Here's Nsé Ufot from the New Georgia Project Action Fund:

Some of the country’s biggest corporations are getting away with a stunning level of deception in Georgia. 

Companies like Coca-Cola, Delta, UPS, and AT&T have made a public show of supporting voting rights, and the rights of Black voters in particular. With splashy ads and Black History Month campaigns, they’ve tried to curry favor with customers by trading on the history of the Civil Rights Movement and portraying themselves as allies of its modern-day equivalent. 

But behind the scenes, these same corporations have been donating millions of dollars to the politicians who continue to spout racist lies about the 2020 election and who are working feverishly, right now, to roll voting laws back to the Jim Crow era and silence the voices of thousands of Georgia’s voters. 

These companies cannot have it both ways. It’s time for them to take a stand. They either support the freedom to vote or they do not. We will no longer accept empty rhetoric....

In many states where Republican legislators have believed themselves free to roll back civil rights, calling out their corporate ties is a tried and true tactic. Big national corporations often care more about their national brand and "good will" than about retrograde local politicians. 

In Georgia in 2016, LGBT activists fought off a discriminatory anti-gay bill with help from the Walt Disney Co., Marvel Studios, AMC, and Viacom. Georgia's governor decided he didn't want to face a boycott by dozens of pop culture stars.

Arizona, which also flipped from GOPer to Democratic in the 2020 presidential election, is another target for voter suppression by a Republican legislature. Arizona also has experience with corporate push back against right wing state policies. In the early 1990s, this then very conservative state refused to recognize the Martin Luther King Jr. holiday -- and the NFL removed a Super Bowl from Phoenix. In 2014, American Airlines and Marriott hotels joined the opposition to a bill allow discrimination against gays.
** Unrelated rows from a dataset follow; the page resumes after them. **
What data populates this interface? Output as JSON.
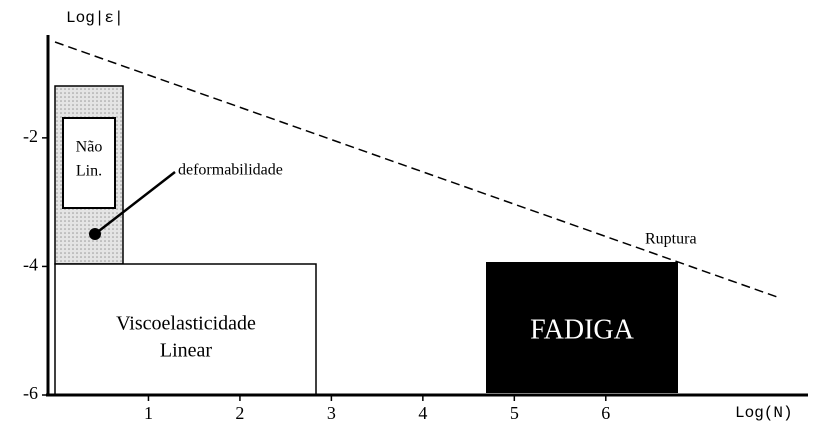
{
  "axes": {
    "y_label": "Log|ε|",
    "x_label": "Log(N)",
    "xticks": [
      1,
      2,
      3,
      4,
      5,
      6
    ],
    "yticks": [
      -2,
      -4,
      -6
    ],
    "xlim": [
      0,
      8.2
    ],
    "ylim": [
      -6,
      -0.4
    ]
  },
  "regions": {
    "nonlinear": [
      "Não",
      "Lin."
    ],
    "deformability": "deformabilidade",
    "linear": [
      "Viscoelasticidade",
      "Linear"
    ],
    "fatigue": "FADIGA",
    "rupture": "Ruptura"
  }
}
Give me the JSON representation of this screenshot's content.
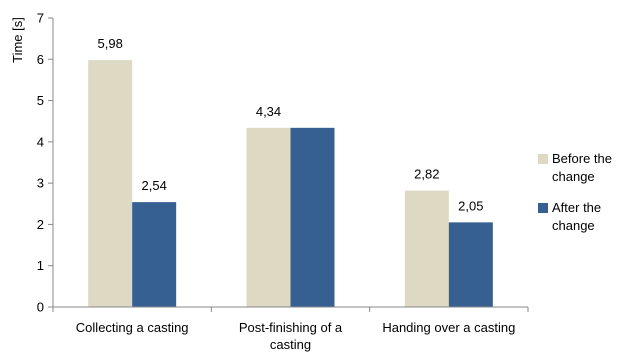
{
  "chart_data": {
    "type": "bar",
    "ylabel": "Time [s]",
    "ylim": [
      0,
      7
    ],
    "yticks": [
      0,
      1,
      2,
      3,
      4,
      5,
      6,
      7
    ],
    "ytick_labels": [
      "0",
      "1",
      "2",
      "3",
      "4",
      "5",
      "6",
      "7"
    ],
    "grid": false,
    "legend_position": "right",
    "categories": [
      "Collecting a casting",
      "Post-finishing of a casting",
      "Handing over a casting"
    ],
    "category_label_lines": [
      [
        "Collecting a casting"
      ],
      [
        "Post-finishing of a",
        "casting"
      ],
      [
        "Handing over a casting"
      ]
    ],
    "series": [
      {
        "name": "Before the change",
        "name_lines": [
          "Before the",
          "change"
        ],
        "color": "#ddd9c3",
        "values": [
          5.98,
          4.34,
          2.82
        ],
        "value_labels": [
          "5,98",
          "4,34",
          "2,82"
        ]
      },
      {
        "name": "After the change",
        "name_lines": [
          "After the",
          "change"
        ],
        "color": "#376092",
        "values": [
          2.54,
          4.34,
          2.05
        ],
        "value_labels": [
          "2,54",
          "",
          "2,05"
        ]
      }
    ]
  }
}
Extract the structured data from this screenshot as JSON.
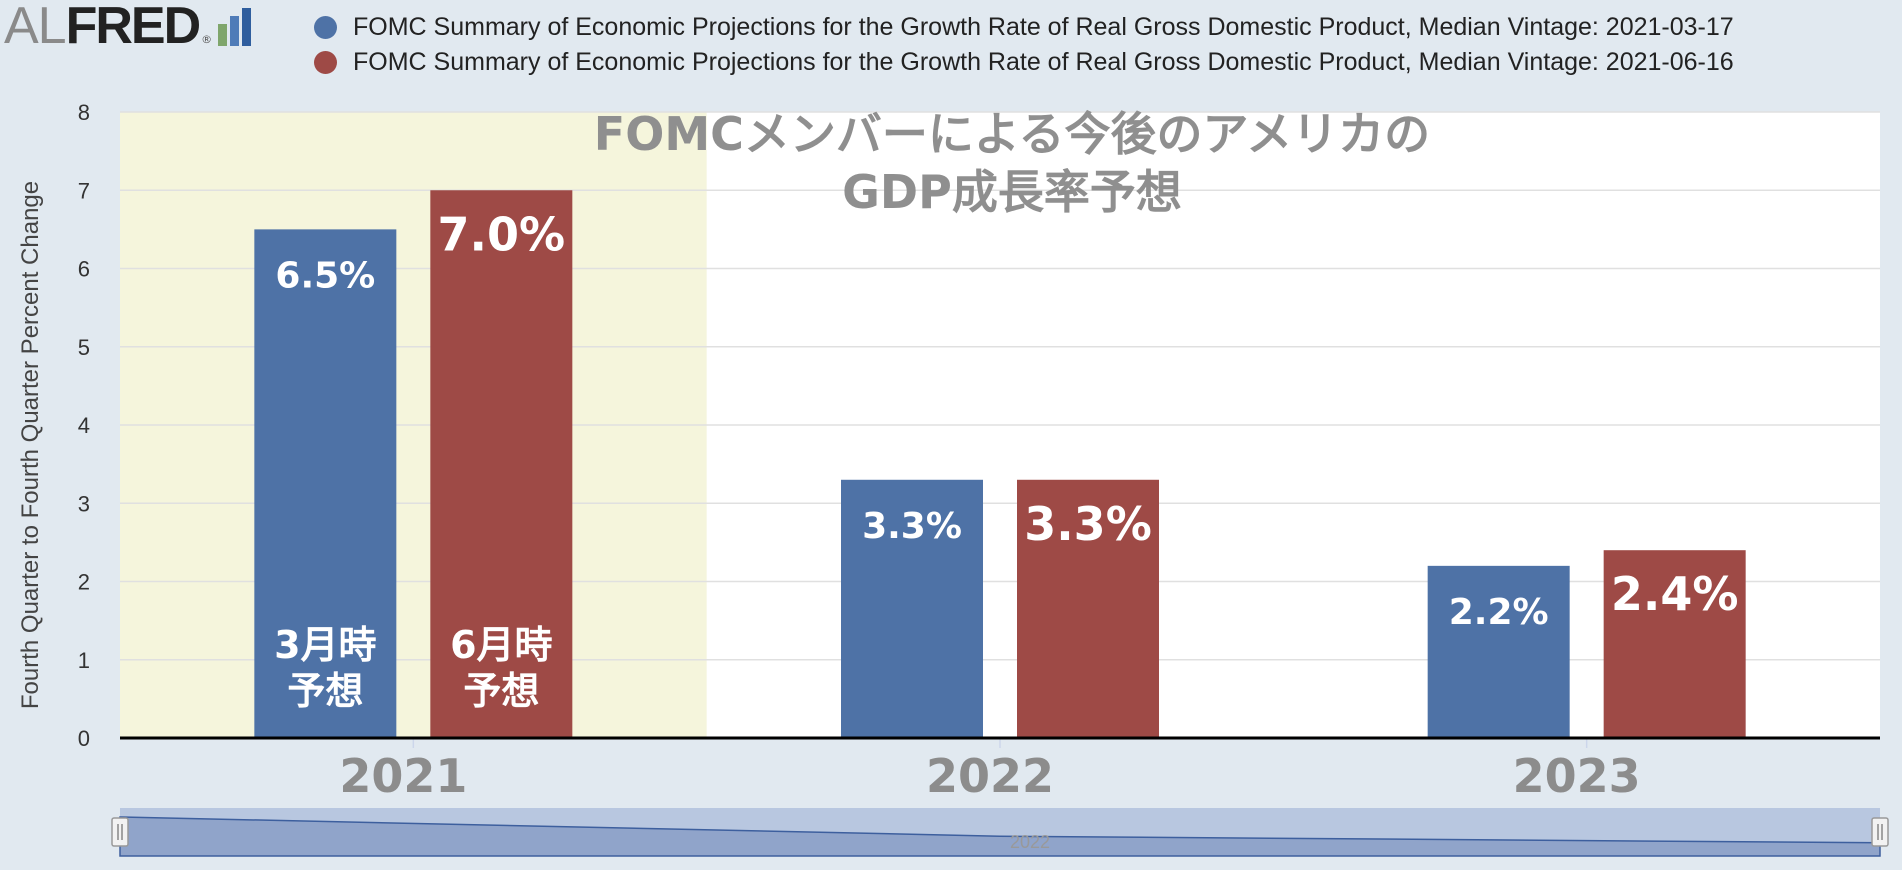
{
  "logo": {
    "part1": "AL",
    "part2": "FRED",
    "reg": "®"
  },
  "colors": {
    "series1": "#4e72a6",
    "series2": "#9e4a46",
    "highlight": "#f5f5dc",
    "plot_bg": "#ffffff",
    "navigator": "#b8c7e0",
    "logo_bars": [
      "#7fa66c",
      "#4f7cb8",
      "#2f5e9e"
    ]
  },
  "legend": [
    {
      "label": "FOMC Summary of Economic Projections for the Growth Rate of Real Gross Domestic Product, Median Vintage: 2021-03-17"
    },
    {
      "label": "FOMC Summary of Economic Projections for the Growth Rate of Real Gross Domestic Product, Median Vintage: 2021-06-16"
    }
  ],
  "navigator": {
    "label": "2022"
  },
  "chart_data": {
    "type": "bar",
    "title_lines": [
      "FOMCメンバーによる今後のアメリカの",
      "GDP成長率予想"
    ],
    "ylabel": "Fourth Quarter to Fourth Quarter Percent Change",
    "xlabel": "",
    "ylim": [
      0,
      8
    ],
    "yticks": [
      0,
      1,
      2,
      3,
      4,
      5,
      6,
      7,
      8
    ],
    "grid": true,
    "legend_position": "top",
    "categories": [
      "2021",
      "2022",
      "2023"
    ],
    "highlighted_category": "2021",
    "series": [
      {
        "name": "FOMC Summary of Economic Projections for the Growth Rate of Real Gross Domestic Product, Median Vintage: 2021-03-17",
        "values": [
          6.5,
          3.3,
          2.2
        ],
        "labels": [
          "6.5%",
          "3.3%",
          "2.2%"
        ],
        "note_lines": [
          "3月時",
          "予想"
        ]
      },
      {
        "name": "FOMC Summary of Economic Projections for the Growth Rate of Real Gross Domestic Product, Median Vintage: 2021-06-16",
        "values": [
          7.0,
          3.3,
          2.4
        ],
        "labels": [
          "7.0%",
          "3.3%",
          "2.4%"
        ],
        "note_lines": [
          "6月時",
          "予想"
        ]
      }
    ]
  }
}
This year, Popular Information reports that major Arizona political donors including Union Pacific and Prudential Financial have pushed back against the current restrictive bills. Others have not taken a pro-inclusive voting stance, including Pinnacle West (the Phoenix area electric power provider), Blue Cross Blue Shield, and Farmers Insurance.  

Campaigns to expose corporate sponsors of right wing power grabs have a good track record.

And, of course, Democrats in Congress must pass the For the People Act to stop most all these anti-democratic shenanigans.